Del material seleccionado para la exposición, destacan las fotografías del genial escritor argentino realizadas por prestigiosos fotógrafos como Sara Faccio, Manja Offerhaus, Alicia D’Amico y Dani Yako. Además, los visitantes pueden escuchar la voz del autor de “Rayuela” leyendo fragmentos de sus textos intercalada con la música que él amaba, en especial piezas de jazz.
“Nuestra intención es recordarlo, homenajearlo y ver si prendemos una mecha para que los que no lo han conocido se animen a leerlo y los demás a reeleerlo”, agregó la responsable de la institución.

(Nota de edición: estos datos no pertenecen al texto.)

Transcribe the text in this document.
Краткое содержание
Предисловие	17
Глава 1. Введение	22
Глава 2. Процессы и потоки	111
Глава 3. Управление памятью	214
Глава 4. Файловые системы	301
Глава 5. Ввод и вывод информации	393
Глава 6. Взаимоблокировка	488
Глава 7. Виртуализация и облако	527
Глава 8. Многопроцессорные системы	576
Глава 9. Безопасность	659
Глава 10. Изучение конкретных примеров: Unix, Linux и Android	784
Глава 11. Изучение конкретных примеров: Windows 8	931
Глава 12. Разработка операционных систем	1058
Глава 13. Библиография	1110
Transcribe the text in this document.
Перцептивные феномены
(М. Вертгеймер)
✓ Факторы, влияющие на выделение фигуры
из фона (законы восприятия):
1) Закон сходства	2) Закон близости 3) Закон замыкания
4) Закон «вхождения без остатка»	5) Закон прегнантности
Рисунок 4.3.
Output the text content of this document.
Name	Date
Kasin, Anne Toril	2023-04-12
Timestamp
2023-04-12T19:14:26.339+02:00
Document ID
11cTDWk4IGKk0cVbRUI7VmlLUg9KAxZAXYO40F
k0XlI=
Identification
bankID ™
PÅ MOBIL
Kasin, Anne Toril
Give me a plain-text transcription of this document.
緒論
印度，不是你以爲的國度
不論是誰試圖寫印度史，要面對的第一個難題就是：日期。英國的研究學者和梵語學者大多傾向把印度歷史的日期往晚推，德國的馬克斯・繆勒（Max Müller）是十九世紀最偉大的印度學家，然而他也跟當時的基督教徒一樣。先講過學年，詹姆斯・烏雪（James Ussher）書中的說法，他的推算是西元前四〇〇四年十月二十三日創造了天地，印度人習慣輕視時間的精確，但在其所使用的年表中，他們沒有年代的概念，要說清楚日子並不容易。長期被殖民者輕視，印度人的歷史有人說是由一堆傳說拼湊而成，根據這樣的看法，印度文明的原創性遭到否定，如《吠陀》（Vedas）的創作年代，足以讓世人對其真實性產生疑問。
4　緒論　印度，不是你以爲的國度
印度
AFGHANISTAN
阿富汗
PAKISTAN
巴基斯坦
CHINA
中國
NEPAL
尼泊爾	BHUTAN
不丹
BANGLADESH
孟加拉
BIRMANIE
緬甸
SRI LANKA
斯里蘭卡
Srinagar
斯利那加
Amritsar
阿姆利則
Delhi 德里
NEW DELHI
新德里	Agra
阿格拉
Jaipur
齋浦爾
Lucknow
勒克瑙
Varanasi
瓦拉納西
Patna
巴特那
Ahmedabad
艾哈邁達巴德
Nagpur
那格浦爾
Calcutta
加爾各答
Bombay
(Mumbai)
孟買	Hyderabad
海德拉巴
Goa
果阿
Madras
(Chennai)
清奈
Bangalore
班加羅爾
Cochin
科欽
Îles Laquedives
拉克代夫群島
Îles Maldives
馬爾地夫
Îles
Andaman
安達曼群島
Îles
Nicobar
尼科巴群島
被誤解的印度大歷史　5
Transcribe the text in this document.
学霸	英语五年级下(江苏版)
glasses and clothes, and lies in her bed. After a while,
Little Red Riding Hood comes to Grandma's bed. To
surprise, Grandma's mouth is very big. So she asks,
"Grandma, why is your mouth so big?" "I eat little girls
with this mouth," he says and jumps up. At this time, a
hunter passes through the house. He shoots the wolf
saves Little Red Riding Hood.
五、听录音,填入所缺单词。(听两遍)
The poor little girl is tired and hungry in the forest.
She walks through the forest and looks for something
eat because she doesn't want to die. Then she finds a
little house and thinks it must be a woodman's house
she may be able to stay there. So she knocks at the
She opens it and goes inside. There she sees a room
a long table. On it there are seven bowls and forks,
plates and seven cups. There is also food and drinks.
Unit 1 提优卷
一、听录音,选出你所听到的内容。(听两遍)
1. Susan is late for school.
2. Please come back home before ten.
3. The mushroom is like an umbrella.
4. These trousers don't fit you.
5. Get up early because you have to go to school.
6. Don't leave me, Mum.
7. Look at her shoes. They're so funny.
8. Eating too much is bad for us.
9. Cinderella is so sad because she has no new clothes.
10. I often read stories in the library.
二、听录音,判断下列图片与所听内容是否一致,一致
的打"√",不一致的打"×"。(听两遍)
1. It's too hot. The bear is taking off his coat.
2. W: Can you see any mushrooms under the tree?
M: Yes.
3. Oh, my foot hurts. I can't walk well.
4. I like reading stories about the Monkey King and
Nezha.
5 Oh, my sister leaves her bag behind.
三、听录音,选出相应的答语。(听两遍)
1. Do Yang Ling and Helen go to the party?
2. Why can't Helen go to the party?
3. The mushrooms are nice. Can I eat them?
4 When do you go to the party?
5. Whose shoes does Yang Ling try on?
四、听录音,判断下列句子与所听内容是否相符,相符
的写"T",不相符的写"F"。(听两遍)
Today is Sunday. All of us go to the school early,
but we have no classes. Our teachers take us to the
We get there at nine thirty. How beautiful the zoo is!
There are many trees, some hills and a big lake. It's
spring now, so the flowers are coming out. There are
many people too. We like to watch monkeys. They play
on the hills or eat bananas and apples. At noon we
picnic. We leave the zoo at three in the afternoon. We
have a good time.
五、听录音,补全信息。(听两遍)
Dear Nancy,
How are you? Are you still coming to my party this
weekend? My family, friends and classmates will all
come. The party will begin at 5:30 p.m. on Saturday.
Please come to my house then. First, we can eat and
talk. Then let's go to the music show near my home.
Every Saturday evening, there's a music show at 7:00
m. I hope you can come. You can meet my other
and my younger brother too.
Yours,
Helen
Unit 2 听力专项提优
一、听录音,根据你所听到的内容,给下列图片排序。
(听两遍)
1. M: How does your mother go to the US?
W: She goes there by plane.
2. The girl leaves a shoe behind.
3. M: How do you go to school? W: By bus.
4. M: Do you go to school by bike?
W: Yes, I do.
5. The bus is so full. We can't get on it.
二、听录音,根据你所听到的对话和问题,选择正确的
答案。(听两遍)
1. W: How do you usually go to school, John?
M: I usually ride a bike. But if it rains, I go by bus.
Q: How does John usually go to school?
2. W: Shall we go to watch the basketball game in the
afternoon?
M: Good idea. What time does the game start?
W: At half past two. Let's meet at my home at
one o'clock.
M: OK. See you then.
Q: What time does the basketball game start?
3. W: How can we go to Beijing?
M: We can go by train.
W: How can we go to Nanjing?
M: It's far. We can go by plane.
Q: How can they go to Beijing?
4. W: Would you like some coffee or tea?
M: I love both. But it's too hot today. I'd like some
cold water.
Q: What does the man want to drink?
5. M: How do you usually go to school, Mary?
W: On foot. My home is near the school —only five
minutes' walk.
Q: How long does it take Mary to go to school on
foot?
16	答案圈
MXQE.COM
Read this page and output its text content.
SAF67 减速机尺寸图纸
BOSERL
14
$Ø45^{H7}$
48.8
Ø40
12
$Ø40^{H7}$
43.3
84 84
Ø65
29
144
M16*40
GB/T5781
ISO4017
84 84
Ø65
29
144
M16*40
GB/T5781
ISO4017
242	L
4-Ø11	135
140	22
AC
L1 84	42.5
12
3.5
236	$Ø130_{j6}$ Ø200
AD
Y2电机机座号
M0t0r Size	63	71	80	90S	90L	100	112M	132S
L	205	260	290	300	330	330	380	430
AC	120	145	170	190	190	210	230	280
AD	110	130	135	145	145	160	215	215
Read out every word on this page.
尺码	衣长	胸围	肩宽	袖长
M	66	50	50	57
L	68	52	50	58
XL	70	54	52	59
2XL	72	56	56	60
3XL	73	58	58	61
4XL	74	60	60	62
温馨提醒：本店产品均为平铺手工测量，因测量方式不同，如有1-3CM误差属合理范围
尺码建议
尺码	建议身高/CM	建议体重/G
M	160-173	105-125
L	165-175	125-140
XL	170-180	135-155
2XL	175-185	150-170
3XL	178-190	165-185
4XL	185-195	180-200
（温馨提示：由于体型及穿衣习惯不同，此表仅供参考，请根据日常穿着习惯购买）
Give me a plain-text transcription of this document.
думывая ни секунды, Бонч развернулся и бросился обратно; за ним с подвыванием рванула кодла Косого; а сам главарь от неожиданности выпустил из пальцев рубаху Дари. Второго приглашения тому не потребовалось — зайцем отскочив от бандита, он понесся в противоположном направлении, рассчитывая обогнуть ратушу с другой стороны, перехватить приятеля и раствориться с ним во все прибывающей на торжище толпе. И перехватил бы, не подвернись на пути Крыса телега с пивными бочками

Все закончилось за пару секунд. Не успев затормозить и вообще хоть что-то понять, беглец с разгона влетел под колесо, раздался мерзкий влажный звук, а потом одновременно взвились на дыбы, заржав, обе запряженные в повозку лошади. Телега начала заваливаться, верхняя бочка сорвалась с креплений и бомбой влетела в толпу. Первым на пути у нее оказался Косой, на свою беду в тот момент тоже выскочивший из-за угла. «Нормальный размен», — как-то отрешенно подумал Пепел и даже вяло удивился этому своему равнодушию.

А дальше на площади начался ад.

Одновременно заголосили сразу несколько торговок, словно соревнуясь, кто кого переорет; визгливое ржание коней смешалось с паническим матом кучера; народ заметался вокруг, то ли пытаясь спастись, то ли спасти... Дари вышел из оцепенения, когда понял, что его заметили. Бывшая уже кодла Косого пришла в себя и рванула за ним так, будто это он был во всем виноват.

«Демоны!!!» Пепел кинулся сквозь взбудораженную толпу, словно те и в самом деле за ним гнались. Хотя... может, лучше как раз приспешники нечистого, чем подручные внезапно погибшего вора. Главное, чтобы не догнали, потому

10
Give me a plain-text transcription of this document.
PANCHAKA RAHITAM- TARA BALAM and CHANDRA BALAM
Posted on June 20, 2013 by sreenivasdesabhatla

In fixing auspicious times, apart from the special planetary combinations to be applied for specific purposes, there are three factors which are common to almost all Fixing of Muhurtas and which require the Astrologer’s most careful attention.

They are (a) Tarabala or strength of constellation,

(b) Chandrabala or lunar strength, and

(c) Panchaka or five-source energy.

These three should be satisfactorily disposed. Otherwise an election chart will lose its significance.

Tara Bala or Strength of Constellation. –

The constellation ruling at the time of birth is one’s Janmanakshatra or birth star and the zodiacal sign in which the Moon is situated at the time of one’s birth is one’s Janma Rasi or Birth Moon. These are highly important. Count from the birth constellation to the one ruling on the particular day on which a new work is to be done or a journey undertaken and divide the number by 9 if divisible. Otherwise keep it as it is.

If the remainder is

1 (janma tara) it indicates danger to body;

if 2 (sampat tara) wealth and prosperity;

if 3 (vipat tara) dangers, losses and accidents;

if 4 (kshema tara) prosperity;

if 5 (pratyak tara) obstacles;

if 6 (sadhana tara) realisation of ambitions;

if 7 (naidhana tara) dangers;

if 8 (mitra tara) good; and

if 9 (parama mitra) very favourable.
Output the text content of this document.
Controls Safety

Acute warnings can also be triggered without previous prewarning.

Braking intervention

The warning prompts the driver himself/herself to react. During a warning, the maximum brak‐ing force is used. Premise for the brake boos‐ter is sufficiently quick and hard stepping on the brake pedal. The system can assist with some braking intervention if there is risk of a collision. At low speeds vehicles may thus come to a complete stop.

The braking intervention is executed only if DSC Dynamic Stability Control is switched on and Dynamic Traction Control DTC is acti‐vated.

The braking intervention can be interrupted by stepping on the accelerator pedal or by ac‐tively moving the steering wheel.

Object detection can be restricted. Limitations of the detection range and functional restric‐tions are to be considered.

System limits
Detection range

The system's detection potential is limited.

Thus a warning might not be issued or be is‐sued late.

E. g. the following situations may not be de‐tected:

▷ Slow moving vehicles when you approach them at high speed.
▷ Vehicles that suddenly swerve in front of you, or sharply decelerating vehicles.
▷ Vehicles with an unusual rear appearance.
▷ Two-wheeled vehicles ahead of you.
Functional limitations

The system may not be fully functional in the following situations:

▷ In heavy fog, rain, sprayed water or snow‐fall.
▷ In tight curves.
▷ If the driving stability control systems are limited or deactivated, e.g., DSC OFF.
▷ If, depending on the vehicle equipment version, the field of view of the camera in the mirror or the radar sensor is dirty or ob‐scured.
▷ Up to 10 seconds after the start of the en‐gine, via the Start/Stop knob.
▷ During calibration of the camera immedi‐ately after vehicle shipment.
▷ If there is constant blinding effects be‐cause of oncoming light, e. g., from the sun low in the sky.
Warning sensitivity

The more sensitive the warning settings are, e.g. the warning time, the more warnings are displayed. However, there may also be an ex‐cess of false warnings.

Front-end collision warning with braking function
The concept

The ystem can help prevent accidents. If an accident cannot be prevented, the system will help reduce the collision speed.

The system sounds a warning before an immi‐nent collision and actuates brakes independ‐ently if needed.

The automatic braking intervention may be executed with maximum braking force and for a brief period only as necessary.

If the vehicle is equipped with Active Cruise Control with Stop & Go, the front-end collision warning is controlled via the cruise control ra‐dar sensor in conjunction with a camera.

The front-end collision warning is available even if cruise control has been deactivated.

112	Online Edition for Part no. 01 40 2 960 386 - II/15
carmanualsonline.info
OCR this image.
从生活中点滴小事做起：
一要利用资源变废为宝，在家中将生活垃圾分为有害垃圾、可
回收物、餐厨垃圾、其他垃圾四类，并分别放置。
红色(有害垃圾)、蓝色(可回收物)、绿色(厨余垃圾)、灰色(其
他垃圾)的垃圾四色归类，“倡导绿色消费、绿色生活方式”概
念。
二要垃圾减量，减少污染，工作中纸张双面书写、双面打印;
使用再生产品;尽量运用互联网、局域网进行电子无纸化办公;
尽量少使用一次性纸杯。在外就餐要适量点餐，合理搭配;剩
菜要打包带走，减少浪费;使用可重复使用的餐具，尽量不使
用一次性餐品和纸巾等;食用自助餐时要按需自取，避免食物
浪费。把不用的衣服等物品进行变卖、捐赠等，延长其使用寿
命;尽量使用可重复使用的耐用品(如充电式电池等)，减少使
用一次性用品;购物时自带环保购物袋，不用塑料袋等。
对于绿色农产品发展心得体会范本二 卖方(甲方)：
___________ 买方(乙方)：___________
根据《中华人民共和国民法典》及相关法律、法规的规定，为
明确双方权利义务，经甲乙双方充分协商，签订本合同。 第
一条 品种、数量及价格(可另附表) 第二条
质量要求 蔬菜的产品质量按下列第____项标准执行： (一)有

Para Piñeiro, la literatura de Cortázar sigue teniendo gran vigencia en el siglo XXI y ha dejado una gran huella en el imaginario argentino. A su juicio, a pesar de haber vivido tantos años fuera de Argentina, Cortázar “siempre escribió como un porteño” y “Rayuela” “ofrece una mirada de París como la miraría un porteño”.
Piñeiro remarcó también que pese a la distancia geográfica y su integración en la sociedad francesa, el escritor mantuvo también un compromiso político durante la última dictadura argentina (1976-1983).
La exposición forma parte del Año Cortázar 2014, organizado por elGobierno para brindar homenaje al escritor con motivo del centenario de su nacimiento en Bruselas el 26 de 1914 y el trigésimo aniversario de su muerte, ocurrida en París el 12 de febrero de 1984.